La misión que Jesús encomienda a los once tiene como objetivo fundamental el discipulado de todas las gentes; con el bautismo trinitario se realiza la consagración del candidato al proyecto de Jesús y con la enseñanza de la Palabra el bautizado va comprendiendo la belleza del Reino y la vida va adquiriendo pleno sentido desde su realización. El sacramento de la gracia y la enseñanza de la Palabra son los medios que Jesús establece para realizar la misión que tiene como fin el discipulado de los hombres y mujeres de todas las naciones y de todos los tiempos.
La Iglesia vive esta misión con una certeza fundamental: Jesús resucitado, día con día está con nosotros; de tal forma que es Él mismo quien trabaja en el corazón de los destinatario y despierta el deseo del discipulado al servicio del Reino.
Señor Jesús, que al contemplar tu Misterio en el hecho de la ascensión, se despierte en nuestro corazón la certeza de tu continua presencia, para que con un mayor entusiasmo vivamos la misión y cada vez más hombres y mujeres se constituyan en discípulos al servicio de tu Reino.   

Al encuentro con la Palabra


VI Domingo de Pascua (Jn 14,15-21).
Jesús resucitado, presencia misteriosa en el Espíritu, don del Padre.
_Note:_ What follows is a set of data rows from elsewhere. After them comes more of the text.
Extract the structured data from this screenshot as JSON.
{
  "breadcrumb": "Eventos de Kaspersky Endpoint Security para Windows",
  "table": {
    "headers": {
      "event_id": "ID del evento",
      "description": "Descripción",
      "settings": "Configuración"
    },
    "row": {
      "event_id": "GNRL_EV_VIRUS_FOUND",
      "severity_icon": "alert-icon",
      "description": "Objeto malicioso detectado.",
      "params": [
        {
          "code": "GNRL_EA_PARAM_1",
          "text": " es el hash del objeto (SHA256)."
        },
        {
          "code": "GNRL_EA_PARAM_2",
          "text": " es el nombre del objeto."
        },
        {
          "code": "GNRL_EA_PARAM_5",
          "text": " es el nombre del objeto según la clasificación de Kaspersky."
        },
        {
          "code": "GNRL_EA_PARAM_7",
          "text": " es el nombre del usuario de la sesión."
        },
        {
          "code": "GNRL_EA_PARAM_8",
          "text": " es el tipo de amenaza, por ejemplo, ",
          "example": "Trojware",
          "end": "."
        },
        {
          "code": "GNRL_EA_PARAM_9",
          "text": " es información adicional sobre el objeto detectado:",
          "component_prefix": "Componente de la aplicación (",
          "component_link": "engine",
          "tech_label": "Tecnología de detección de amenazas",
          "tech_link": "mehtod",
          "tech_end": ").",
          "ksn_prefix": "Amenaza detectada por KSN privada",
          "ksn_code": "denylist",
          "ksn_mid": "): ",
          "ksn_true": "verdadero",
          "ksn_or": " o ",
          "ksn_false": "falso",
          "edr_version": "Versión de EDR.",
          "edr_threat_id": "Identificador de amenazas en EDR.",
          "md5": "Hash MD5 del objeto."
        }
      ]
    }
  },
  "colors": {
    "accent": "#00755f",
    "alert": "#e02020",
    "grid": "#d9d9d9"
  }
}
En continuidad con el domingo pasado, la liturgia de la Iglesia toma en este domingo un texto que forma parte del gran discurso de despedida que el evangelio de Juan pone en labios de Jesús (Jn 13-17), estando en el Cenáculo, a unas horas de ser arrestado y de morir en la cruz. Las expresiones de despedida de Jesús nos disponen a celebrar el próximo domingo la fiesta de la ascensión, y las referencias al Espíritu nos anuncian la fiesta de pentecostés, que en quince días estaremos celebrando.
El texto inicia (v. 15) y concluye (v.21) hablando de la estrecha unidad entre el amor a Jesús y la fidelidad a sus enseñanzas; el amor no se puede reducir a un sentimiento aislado de la totalidad de la persona, necesariamente implica el ser del discípulo y conduce su hacer, inspirándole en sus más grandes convicciones de vida.
La fidelidad en  el amor no depende solo de la voluntad y de las fuerzas humanas, no es suficiente con que la persona se proponga y se esfuerce en vivirlo, es fruto del Espíritu, el cual en el evangelio de Juan es llamado como “el otro paráclito” (consolador, el que conforta, el que sostiene, etc.). La ausencia física de Jesús, no significa orfandad para los discípulos en el caminar de su fe, pues ante la inminencia de su muerte en la cruz les anuncia una permanente y efectiva presencia a través de su santo Espíritu; una nueva y misteriosa manera de estar, pues el mundo no lo recibirá porque no le ve ni lo conoce (mundo en Juan significa “mal”, quienes viven en el mal), pero en sus discípulos habitará, pues ellos si lo ven y lo conocen, desde la experiencia de la fe.
La vida en el Espíritu es lo que da fidelidad y fecundidad al discípulo en el amor; pues ya no es él en sus impulsos e intentos meramente humanos, es Cristo quien vive en él, y a través de Cristo el creyente se experimenta profundamente amado por el Padre, y se abre a recibir de Él constantemente a ese Espíritu que le consuela, le conforta, le fortalece y le hace sentir que no camina solo, pues la comunión trinitaria habita en Él.
Para los cristianos de hoy confesar a Jesús resucitado, consiste crecer en la certeza existencial de que Jesús está vivo, e implica dejar que habite en el interior de nuestras personas y  que se constituya en núcleo integrador e inspirador de nuestro ser y hacer.
Señor Jesús que no nos abandonas a la orfandad, intercede ante el Padre para que expire y derrame sobre nosotros el don de su Espíritu, que es aliento que da vida, para que veamos que estás con nosotros y sintamos que vives en nosotros; y así experimentándonos profundamente amados por el Padre en Ti a través del Espíritu, te amemos siendo fieles a lo que nos mandas en el Evangelio, proyecto de tu Reino.